An area in which both the PBG and the PBG Y-ECI can play a decisive role is the field of rare cancers, which represent roughly one-quarter of all cancer diagnoses in Europe and are associated with poorer outcomes compared to more common malignancies.^3,5

As emphasized in the Rare Cancer Agenda 2030, these tumors require dedicated strategies and strong networking to avoid disparities and ensure access to specialized expertise. Precision oncology offers important opportunities—through molecular reclassification, biomarker-driven treatments, and tumor-agnostic approaches—yet progress remains challenged by small, heterogeneous cohorts and the need for highly standardized translational methods.^8,9

In this context, the strengths of the EORTC PBG are particularly relevant: consistent biospecimen handling and harmonized biomarker assessment are crucial for generating reliable data, while central pathology review, and increasingly digital pathology, help reduce diagnostic uncertainty and facilitate timely expert evaluation across centers. ⁹

In conclusion, the integration of high-quality pathobiology remains essential for advancing precision oncology and translating molecular insights into meaningful clinical benefit.

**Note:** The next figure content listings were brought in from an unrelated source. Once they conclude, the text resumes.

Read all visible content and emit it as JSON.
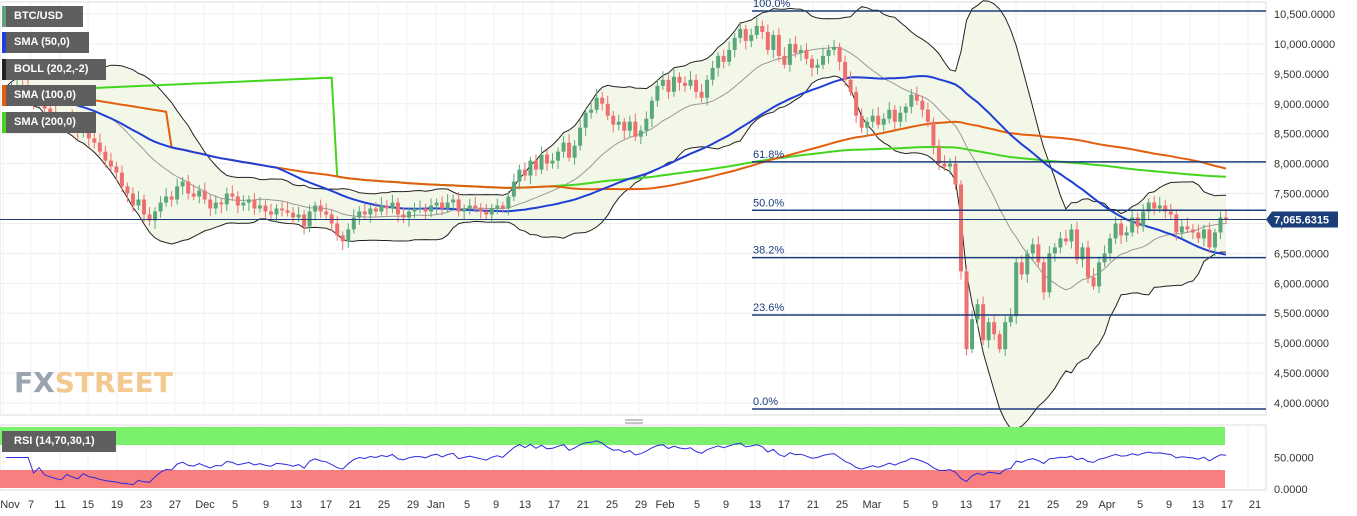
{
  "legend": {
    "symbol": "BTC/USD",
    "sma50": "SMA (50,0)",
    "boll": "BOLL (20,2,-2)",
    "sma100": "SMA (100,0)",
    "sma200": "SMA (200,0)",
    "rsi": "RSI (14,70,30,1)"
  },
  "watermark": {
    "fx": "FX",
    "street": "STREET"
  },
  "price_tag": "7,065.6315",
  "colors": {
    "up": "#5aa77a",
    "down": "#ee6f6f",
    "sma50": "#1f3fd6",
    "sma50_light": "#7d93e8",
    "sma100": "#e35e0e",
    "sma200": "#42d61d",
    "boll": "#222222",
    "boll_fill": "#f3f7e8",
    "fib": "#1b3d7a",
    "rsi_line": "#2d2ae0",
    "rsi_over": "#7af06c",
    "rsi_under": "#f77f7f",
    "swatch_btc": "#5fa380",
    "swatch_sma50": "#1f3fd6",
    "swatch_boll": "#222222",
    "swatch_sma100": "#e35e0e",
    "swatch_sma200": "#42d61d"
  },
  "chart_data": [
    {
      "type": "candlestick",
      "title": "BTC/USD",
      "ylim": [
        3800,
        10700
      ],
      "y_ticks": [
        "10,500.0000",
        "10,000.0000",
        "9,500.0000",
        "9,000.0000",
        "8,500.0000",
        "8,000.0000",
        "7,500.0000",
        "7,000.0000",
        "6,500.0000",
        "6,000.0000",
        "5,500.0000",
        "5,000.0000",
        "4,500.0000",
        "4,000.0000"
      ],
      "x_ticks": [
        "Nov",
        "7",
        "11",
        "15",
        "19",
        "23",
        "27",
        "Dec",
        "5",
        "9",
        "13",
        "17",
        "21",
        "25",
        "29",
        "Jan",
        "5",
        "9",
        "13",
        "17",
        "21",
        "25",
        "29",
        "Feb",
        "5",
        "9",
        "13",
        "17",
        "21",
        "25",
        "Mar",
        "5",
        "9",
        "13",
        "17",
        "21",
        "25",
        "29",
        "Apr",
        "5",
        "9",
        "13",
        "17",
        "21"
      ],
      "fib_levels": [
        {
          "label": "100.0%",
          "value": 10550
        },
        {
          "label": "61.8%",
          "value": 8030
        },
        {
          "label": "50.0%",
          "value": 7220
        },
        {
          "label": "38.2%",
          "value": 6430
        },
        {
          "label": "23.6%",
          "value": 5470
        },
        {
          "label": "0.0%",
          "value": 3900
        }
      ],
      "last_price": 7065.6315,
      "candles_close": [
        9200,
        9260,
        9310,
        9280,
        9180,
        9050,
        9090,
        8920,
        8850,
        8770,
        8700,
        8760,
        8650,
        8520,
        8600,
        8420,
        8350,
        8200,
        8050,
        7950,
        7850,
        7620,
        7500,
        7300,
        7400,
        7150,
        7050,
        7200,
        7350,
        7450,
        7400,
        7620,
        7700,
        7500,
        7450,
        7550,
        7400,
        7250,
        7350,
        7320,
        7500,
        7450,
        7300,
        7350,
        7400,
        7250,
        7300,
        7200,
        7150,
        7250,
        7220,
        7180,
        7100,
        7150,
        6950,
        7200,
        7300,
        7200,
        7150,
        7000,
        6800,
        6700,
        6900,
        7100,
        7200,
        7150,
        7250,
        7200,
        7300,
        7250,
        7350,
        7150,
        7100,
        7200,
        7250,
        7250,
        7200,
        7300,
        7350,
        7250,
        7350,
        7400,
        7200,
        7250,
        7300,
        7250,
        7200,
        7150,
        7250,
        7300,
        7250,
        7450,
        7700,
        7900,
        7800,
        8050,
        7900,
        8150,
        8000,
        8050,
        8200,
        8350,
        8100,
        8300,
        8600,
        8850,
        8900,
        9100,
        9000,
        8800,
        8650,
        8700,
        8550,
        8700,
        8450,
        8550,
        8750,
        9050,
        9300,
        9400,
        9200,
        9450,
        9350,
        9300,
        9400,
        9200,
        9100,
        9400,
        9600,
        9800,
        9700,
        9900,
        10100,
        10250,
        10050,
        10150,
        10300,
        10200,
        9900,
        10150,
        9800,
        9650,
        10000,
        9850,
        9900,
        9750,
        9600,
        9650,
        9800,
        9900,
        9950,
        9700,
        9400,
        9200,
        8800,
        8600,
        8700,
        8800,
        8650,
        8750,
        8900,
        8700,
        8850,
        8950,
        9150,
        9050,
        8900,
        8700,
        8300,
        8000,
        7950,
        8000,
        7650,
        6200,
        4900,
        5400,
        5650,
        5050,
        5350,
        5150,
        4900,
        5350,
        5450,
        6350,
        6150,
        6500,
        6650,
        6350,
        5850,
        6500,
        6600,
        6750,
        6700,
        6900,
        6400,
        6600,
        6100,
        5950,
        6350,
        6500,
        6750,
        7000,
        6800,
        6850,
        7100,
        6950,
        7200,
        7350,
        7250,
        7300,
        7200,
        7150,
        6850,
        6950,
        6900,
        6850,
        6750,
        6900,
        6600,
        6850,
        7100,
        7065
      ]
    },
    {
      "type": "line",
      "title": "RSI (14,70,30,1)",
      "ylim": [
        0,
        100
      ],
      "y_ticks": [
        "50.0000",
        "0.0000"
      ],
      "overbought": 70,
      "oversold": 30
    }
  ]
}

The PBG multidisciplinary structure, which integrates clinical, pre-clinical, and computational skills, provides the methodological rigor needed for reliable translational research. The window-of-opportunity trial designs offer a particularly powerful platform to accelerate biomarker discovery and validate molecular endpoints. By coordinating these diverse competencies within a pan-tumor framework, the EORTC PBG, along with the dynamism of Y-ECI, is uniquely positioned to deliver impactful advances in biomarker-guided cancer therapy, including in rare tumors where meaningful translational evidence is most urgently needed.